3|Treats. Treats can sometimes end up comprising a large percentage of a cat’s total calories. As with the diet itself, the veterinarian will require not only the brand and amount but also the specific product and flavor.
4|Table food. This one is a bit tricky because the exact foods and the amounts will differ from day to day. As best as possible, write down all the different people food you give your cat and note how much you give and how often.
5|Dental Products. You might give your cat dental treats to help clean her teeth, but these products — including pet toothpaste, which cats swallow — should be included when tallying what your pet eats each day.
6|Dietary supplements. Supplements, which most cats don’t need on top of a high-quality diet, can cause nutrition issues because they are not regulated by the federal government. That is, their quality cannot always be guaranteed. Or they can be given at doses that lead to serious nutrient imbalances. Giving a cat multiple supplements can cause some nutrients to build to toxic levels in her body. And although it’s uncommon, some supplements can cause health problems rather than prevent them.

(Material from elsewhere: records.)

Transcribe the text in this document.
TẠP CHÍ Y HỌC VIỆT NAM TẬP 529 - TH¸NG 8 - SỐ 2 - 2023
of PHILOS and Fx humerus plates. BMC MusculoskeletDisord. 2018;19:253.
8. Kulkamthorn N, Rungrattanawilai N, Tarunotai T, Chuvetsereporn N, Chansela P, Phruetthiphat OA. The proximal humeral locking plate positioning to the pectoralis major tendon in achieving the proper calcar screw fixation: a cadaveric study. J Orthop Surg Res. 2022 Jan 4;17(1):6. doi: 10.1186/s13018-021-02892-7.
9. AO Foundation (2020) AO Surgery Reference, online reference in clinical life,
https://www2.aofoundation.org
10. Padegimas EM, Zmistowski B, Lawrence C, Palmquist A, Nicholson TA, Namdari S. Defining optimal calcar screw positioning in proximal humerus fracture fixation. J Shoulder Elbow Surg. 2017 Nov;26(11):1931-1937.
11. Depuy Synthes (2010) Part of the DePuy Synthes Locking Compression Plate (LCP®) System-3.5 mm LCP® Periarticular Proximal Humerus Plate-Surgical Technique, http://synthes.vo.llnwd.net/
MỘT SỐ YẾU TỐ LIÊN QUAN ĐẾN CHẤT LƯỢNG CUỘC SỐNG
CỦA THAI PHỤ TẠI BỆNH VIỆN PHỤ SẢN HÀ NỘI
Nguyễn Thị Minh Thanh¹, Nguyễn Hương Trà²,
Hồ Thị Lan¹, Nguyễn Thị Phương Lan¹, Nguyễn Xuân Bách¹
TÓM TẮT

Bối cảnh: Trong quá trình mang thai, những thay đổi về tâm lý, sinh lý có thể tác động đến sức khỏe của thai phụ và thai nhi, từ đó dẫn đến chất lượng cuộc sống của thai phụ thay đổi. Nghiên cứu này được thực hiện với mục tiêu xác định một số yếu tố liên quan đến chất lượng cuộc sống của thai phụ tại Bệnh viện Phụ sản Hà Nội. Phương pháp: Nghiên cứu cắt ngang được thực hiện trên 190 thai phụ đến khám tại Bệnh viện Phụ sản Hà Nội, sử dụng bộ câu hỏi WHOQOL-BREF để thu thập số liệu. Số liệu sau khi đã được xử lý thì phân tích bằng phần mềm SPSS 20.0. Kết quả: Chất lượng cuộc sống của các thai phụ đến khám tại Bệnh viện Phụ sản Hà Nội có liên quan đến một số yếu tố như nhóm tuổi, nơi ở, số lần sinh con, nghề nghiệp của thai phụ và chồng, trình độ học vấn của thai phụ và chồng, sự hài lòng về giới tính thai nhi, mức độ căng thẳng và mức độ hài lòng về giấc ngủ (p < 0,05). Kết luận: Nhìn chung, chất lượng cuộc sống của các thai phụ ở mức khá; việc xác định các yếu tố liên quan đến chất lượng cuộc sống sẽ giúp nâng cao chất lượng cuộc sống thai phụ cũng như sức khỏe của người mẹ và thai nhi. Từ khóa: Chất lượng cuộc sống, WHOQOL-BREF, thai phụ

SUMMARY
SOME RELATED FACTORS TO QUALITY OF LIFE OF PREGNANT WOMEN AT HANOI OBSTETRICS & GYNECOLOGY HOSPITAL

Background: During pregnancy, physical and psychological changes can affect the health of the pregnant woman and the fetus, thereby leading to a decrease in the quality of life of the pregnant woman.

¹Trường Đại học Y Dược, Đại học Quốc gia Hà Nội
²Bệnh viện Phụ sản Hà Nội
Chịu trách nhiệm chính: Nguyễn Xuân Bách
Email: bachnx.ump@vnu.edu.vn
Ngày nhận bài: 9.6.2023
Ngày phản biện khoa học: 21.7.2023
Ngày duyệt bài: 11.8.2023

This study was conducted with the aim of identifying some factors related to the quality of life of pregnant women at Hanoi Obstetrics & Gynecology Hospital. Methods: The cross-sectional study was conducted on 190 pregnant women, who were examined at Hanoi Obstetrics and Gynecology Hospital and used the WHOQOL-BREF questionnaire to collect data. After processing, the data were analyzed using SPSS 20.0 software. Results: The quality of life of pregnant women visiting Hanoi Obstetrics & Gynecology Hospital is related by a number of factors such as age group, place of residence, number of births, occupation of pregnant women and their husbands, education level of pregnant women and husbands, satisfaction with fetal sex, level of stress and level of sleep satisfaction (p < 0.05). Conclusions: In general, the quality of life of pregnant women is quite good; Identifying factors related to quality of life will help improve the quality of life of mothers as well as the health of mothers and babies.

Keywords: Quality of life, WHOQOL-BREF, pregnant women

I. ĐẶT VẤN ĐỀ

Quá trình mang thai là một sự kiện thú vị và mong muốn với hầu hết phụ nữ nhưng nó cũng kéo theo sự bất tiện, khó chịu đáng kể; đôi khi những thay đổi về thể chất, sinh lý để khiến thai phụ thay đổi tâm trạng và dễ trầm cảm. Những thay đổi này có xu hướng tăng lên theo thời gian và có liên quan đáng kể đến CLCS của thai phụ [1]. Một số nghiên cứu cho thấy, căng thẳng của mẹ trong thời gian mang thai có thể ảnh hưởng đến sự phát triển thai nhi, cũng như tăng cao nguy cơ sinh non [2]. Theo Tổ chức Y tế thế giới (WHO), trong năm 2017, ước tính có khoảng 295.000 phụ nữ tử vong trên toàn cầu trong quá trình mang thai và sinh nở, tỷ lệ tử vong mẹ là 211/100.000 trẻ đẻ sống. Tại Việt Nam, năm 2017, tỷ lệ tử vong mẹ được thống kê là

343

Does your cat take medicine in store-bought pill pockets, which are edible treats? Cats who take a pill on a consistent basis and are administered those pills with food are getting calories and other nutrients every day that need to be accounted for. If a cat is supposed to be on a low-sodium diet because of heart disease or kidney failure and you administer her medicine in a food with a high sodium content, you could be negating, or at least lessening, the effects of the diet.
An easy way to collect all this information for your cat’s next veterinary visit is to fill out the World Small Animal Veterinary Association’s diet history form. It will put all the details in one place. Go to wsava.org, click on the “Global Guidelines” tab and then on the “Global Nutrition Guidelines” sub-tab. Scroll down for the “Diet History Form.” Download a copy, fill it in, and email it to your vet before the appointment. She can add it to your cat’s medical record.